Fronteras: New Report Investigates Factors That Encourage Latinos Engagement
Latinos are in a particular spotlight for the upcoming November general election. They’ve been touted as the “sleeping giant” that could make or break a critical race, but researchers found the perspectives of this voting demographic is as diverse as the people that comprise it.
The Texas Organizing Project Education Fund — in partnership with the strategic and creative consultancy firm Culture Concepts — commissioned a nonpartisan study to examine Latino voting attitudes.
Latinos make up 30% of the Texas electorate, and for the first time this year, they’re projected to become the second largest share of eligible voters in the country, after white people.
The report, “Real Talk: Understanding Texas Latino Voters Through Meaningful Conversation,” was intended to investigate what factors generate a Latino voter, Michelle Tremillo — executive director of TOP — explained. She added researchers are hopeful the report will also serve as a tool to help accelerate the growth of Latino participation.
“Latino voting has been steadily increasing, at least since 2008,” Tremillo said. “I think what's really critical for us with this study is that it demonstrates that Latinos, like all voters, want a reciprocal engagement.”
The study discovered Latinos who vote feel empowered and invested in the political system and have a sense of belonging on personal and social levels. Contrarily, Latino nonvoters question whether their vote actually matters and feel those in elected positions don’t take their experiences or perspectives into consideration. One driving force behind these two different attitudes comes down to social habits, said Cecilia Ballí, founder and principal of Culture Concepts, and co-author of the study.

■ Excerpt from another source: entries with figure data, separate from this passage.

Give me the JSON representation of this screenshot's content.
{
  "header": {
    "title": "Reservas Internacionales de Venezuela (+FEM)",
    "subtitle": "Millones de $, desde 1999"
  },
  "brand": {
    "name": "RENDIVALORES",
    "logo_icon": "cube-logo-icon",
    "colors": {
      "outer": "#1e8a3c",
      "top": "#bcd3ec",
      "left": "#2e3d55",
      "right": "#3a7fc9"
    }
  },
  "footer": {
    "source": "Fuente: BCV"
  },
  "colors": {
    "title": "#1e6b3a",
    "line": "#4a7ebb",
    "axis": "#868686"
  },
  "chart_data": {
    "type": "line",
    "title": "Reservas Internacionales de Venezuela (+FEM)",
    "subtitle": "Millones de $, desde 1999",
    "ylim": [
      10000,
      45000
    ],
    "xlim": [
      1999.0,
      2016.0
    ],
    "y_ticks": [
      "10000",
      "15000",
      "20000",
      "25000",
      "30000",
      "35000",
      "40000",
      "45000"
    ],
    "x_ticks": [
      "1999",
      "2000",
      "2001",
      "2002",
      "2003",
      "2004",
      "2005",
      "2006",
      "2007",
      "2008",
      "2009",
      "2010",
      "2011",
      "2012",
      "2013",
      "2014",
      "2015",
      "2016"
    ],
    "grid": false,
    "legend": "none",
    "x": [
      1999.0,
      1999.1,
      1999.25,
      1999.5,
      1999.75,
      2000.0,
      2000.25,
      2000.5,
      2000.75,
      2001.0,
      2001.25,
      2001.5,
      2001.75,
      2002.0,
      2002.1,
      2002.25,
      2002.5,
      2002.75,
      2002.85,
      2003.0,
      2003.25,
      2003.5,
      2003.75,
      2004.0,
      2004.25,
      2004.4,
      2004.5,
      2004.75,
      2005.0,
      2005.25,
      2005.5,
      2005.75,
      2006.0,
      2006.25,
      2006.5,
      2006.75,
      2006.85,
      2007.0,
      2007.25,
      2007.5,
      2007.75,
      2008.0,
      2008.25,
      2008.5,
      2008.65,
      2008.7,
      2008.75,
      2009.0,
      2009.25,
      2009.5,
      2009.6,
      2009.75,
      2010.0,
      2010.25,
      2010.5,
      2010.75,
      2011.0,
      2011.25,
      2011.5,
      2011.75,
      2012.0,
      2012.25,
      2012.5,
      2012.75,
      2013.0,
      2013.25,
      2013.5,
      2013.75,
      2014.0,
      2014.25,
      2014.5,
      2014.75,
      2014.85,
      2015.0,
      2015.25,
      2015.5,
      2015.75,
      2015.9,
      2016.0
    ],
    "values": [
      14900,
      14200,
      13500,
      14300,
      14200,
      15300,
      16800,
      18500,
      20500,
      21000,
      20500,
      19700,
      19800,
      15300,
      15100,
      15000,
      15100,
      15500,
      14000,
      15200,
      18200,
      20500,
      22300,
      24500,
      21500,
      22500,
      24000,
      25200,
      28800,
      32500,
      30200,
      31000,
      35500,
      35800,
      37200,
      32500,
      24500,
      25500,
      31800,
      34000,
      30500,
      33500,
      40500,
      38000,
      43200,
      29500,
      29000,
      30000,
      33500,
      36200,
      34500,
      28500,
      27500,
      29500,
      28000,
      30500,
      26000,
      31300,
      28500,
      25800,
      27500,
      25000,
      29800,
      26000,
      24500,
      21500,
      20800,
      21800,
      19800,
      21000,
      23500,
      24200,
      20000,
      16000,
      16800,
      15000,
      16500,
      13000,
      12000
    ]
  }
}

“What happens is if you have a family for generations living a similar experience of not voting and also of experiencing other forms of disempowerment — socio-economic disempowerment — that habit of not voting becomes more entrenched,” Ballí explained. “And so it can be tougher to convince a third or fourth generation Latino who has never seen their family members vote and has not experienced a lot of economic mobility in their family, for instance.”
The report’s authors argue as the Latino population grows in Texas and across the country, it’s critical that voter turnout simultaneously increases.